Ser capaz de herdar e comprar imóveis é um dos direitos resgatados pelos cubanos que recuperam a residência.
“É atraente poder comprar uma propriedade”, disse Beatriz. Ela disse que não pensa ser arriscado investir em Cuba e que não perdeu nenhuma propriedade quando saiu, porque morava com sua mãe, que manteve a casa.
“Seria mais arriscado dar dinheiro a outra pessoa para comprar uma propriedade para mim”, completou. “Você corre o risco por qualquer coisa que fizer. Aqui em Miami, muitos dos meus amigos perderam suas casas durante a crise de 2008”.
Seu plano de curto prazo é se aposentar em Cuba.
Cuidados médicos
O câncer levou Armando a retornar a Cuba em dezembro de 2016. Um ano antes, ele foi diagnosticado com câncer de estômago no estágio quatro. Ele sofreu uma cirurgia de risco, complicada por uma infecção.
Agora, totalmente recuperado, Armando disse em uma entrevista que depois de oito cirurgias e uma rodada de quimioterapia, sua esposa o abandonou e levou seu filho.
“Fiquei sozinho, sem dinheiro, sem poder sair da cama ou fazer qualquer coisa”, disse ele. Perdeu o emprego e o seguro de saúde.
Sua mãe em Cuba obteve uma autorização humanitária do governo cubano para levá-lo à ilha.
Como estrangeiro em Cuba, inicialmente teve que pagar em dólares americanos por seu tratamento na Clínica Ciro Garcia, em Havana. Então ele decidiu recuperar a residência e continuou seu tratamento no Hospital Oncologia, também em Havana, pagando em pesos.
Ele permaneceu na ilha por quatro meses e se recuperou, mas nunca planejou ficar.
“Eu implorei a Deus que não me deixasse por lá, que eu não pertencia a Cuba”, lembrou Armando. Ele disse que não poderia se acostumar com toda a escassez, especialmente da comida.
“O que os cubanos estão fazendo é tentar recuperar os direitos que eles tiraram de nós. Nenhum outro país tira seus direitos se você se mudar”, disse ele. “Eu acredito que foi um erro nos punir assim”.
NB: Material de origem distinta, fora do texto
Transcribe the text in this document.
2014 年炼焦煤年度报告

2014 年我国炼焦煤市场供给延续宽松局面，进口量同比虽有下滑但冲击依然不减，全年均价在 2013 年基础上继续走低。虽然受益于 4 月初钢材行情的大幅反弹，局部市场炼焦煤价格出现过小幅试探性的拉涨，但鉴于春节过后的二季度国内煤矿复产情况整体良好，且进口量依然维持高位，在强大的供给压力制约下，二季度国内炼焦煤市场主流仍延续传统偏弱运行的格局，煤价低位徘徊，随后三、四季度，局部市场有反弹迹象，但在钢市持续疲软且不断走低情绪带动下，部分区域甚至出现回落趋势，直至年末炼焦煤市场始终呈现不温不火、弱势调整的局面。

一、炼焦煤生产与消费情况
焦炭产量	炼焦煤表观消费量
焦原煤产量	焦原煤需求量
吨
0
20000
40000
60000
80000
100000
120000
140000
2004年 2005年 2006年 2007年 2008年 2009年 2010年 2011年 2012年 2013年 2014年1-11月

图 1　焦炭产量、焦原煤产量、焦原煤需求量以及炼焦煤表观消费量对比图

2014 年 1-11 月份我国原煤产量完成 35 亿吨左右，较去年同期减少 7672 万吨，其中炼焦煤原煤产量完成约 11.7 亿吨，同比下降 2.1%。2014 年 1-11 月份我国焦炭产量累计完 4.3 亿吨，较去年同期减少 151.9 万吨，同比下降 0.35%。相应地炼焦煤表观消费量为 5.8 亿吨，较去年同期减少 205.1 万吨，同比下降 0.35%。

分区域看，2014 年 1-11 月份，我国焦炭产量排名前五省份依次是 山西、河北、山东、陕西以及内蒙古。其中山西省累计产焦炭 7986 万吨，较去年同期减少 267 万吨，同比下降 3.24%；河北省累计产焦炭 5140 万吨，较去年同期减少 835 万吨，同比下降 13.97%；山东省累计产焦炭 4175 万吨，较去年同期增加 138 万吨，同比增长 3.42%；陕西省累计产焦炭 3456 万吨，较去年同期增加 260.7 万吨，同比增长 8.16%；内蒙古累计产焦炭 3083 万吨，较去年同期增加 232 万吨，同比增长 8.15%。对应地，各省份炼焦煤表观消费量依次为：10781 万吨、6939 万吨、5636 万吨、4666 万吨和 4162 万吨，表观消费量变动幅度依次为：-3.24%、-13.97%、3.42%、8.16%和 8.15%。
Para Manuel, a recepção dos cubanos e a possibilidade de conhecê-los foi uma vantagem.
Ele disse que o povo brinca que, quando alguém deixava o país, diriam: “Lola, traidor”. Mas agora eles dizem: “Lola, traga dólares”.
Manuel disse que não acredita que o retorno dos cubanos levará a mudanças imediatas, mas ele vê isso como uma oportunidade para os habitantes da ilha aprenderem sobre a vida de outros que moram no exterior.
“Isso levanta uma pergunta: Por que todas as pessoas que vão para o exterior vivem melhor?”, Disse ele.
Os cubanos que retornam também recuperam o direito de voto, concluiu Manuel, e podem ter uma voz quando a mudança política for possível.